Uncached memory access request error handling.

In CoupledL2, the MMIOBridge converts error-related fields between TL and CHI but does not report any errors.

CHI to TL (RXDAT/RXRSP).

  1. If respErr = NDERR, set denied to 1.
  2. If respErr = NDERR/DERR or any bit in the poison field is 1 or dataCheck odd parity detects an error, then set corrupt to 1
  3. Otherwise, both denied and corrupt are set to 0.

  4. Specifically, for RXRSP (e.g., Comp), since TL-SPEC requires certain response types (e.g., AccessAck) to have corrupt = 0, when respErr = NDERR/DERR, denied is set to 1.

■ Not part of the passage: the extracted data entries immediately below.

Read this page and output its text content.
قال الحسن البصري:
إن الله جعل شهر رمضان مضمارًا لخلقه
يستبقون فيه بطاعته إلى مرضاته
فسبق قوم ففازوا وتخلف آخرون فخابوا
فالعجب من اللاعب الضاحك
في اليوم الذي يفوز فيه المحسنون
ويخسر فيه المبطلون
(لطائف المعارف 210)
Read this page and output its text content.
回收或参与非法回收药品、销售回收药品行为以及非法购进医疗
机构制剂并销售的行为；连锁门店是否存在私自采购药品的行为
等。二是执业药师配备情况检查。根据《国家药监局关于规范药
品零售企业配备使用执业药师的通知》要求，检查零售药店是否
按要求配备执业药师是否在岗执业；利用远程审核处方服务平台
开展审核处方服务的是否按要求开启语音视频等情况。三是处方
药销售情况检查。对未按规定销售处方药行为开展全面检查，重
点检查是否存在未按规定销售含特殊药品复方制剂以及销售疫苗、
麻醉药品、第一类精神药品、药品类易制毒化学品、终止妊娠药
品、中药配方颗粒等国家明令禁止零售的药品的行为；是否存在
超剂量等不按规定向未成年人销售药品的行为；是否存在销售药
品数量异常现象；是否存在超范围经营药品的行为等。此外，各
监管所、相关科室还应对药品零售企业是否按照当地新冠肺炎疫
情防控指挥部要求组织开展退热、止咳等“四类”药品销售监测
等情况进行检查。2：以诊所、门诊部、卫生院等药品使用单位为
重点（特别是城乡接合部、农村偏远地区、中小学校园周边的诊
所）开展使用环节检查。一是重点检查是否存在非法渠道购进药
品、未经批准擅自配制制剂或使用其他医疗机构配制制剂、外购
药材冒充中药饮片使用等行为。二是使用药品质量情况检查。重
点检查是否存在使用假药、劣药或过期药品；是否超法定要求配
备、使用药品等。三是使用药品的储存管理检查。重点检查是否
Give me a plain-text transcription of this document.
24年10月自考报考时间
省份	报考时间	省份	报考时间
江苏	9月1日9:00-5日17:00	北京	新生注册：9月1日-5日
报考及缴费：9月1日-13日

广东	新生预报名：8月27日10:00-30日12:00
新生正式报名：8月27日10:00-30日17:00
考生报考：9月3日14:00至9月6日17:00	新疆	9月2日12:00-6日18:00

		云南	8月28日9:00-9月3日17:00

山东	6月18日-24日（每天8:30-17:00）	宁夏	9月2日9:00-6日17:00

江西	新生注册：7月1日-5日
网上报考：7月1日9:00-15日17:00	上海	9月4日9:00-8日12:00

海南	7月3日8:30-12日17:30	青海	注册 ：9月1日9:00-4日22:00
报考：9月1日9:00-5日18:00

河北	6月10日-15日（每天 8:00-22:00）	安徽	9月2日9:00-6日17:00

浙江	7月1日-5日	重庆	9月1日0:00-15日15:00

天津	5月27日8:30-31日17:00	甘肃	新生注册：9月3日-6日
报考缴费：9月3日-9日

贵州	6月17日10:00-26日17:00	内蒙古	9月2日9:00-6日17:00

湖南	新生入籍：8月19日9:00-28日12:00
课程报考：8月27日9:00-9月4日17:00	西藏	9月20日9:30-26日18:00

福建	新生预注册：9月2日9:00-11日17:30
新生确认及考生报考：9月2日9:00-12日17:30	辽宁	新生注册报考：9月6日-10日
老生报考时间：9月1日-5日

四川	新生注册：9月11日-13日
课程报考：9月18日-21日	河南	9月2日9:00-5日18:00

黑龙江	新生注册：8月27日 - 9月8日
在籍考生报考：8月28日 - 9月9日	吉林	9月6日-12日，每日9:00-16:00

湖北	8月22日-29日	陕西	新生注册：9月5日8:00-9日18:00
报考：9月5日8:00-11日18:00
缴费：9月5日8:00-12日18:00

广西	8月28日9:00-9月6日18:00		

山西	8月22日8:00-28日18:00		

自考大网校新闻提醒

  5. When an error occurs, the ICache or DCache subsequently triggers a Hardware Error, which is reported to the software for handling.

TL to CHI (TXDAT).

  1. When corrupt = 1, set respErr to DERR and poison to all 1s
  2. When corrupt = 0, set respErr to OK and poison to all 0s
  3. The dataCheck field fills in the check code for odd parity check on the data.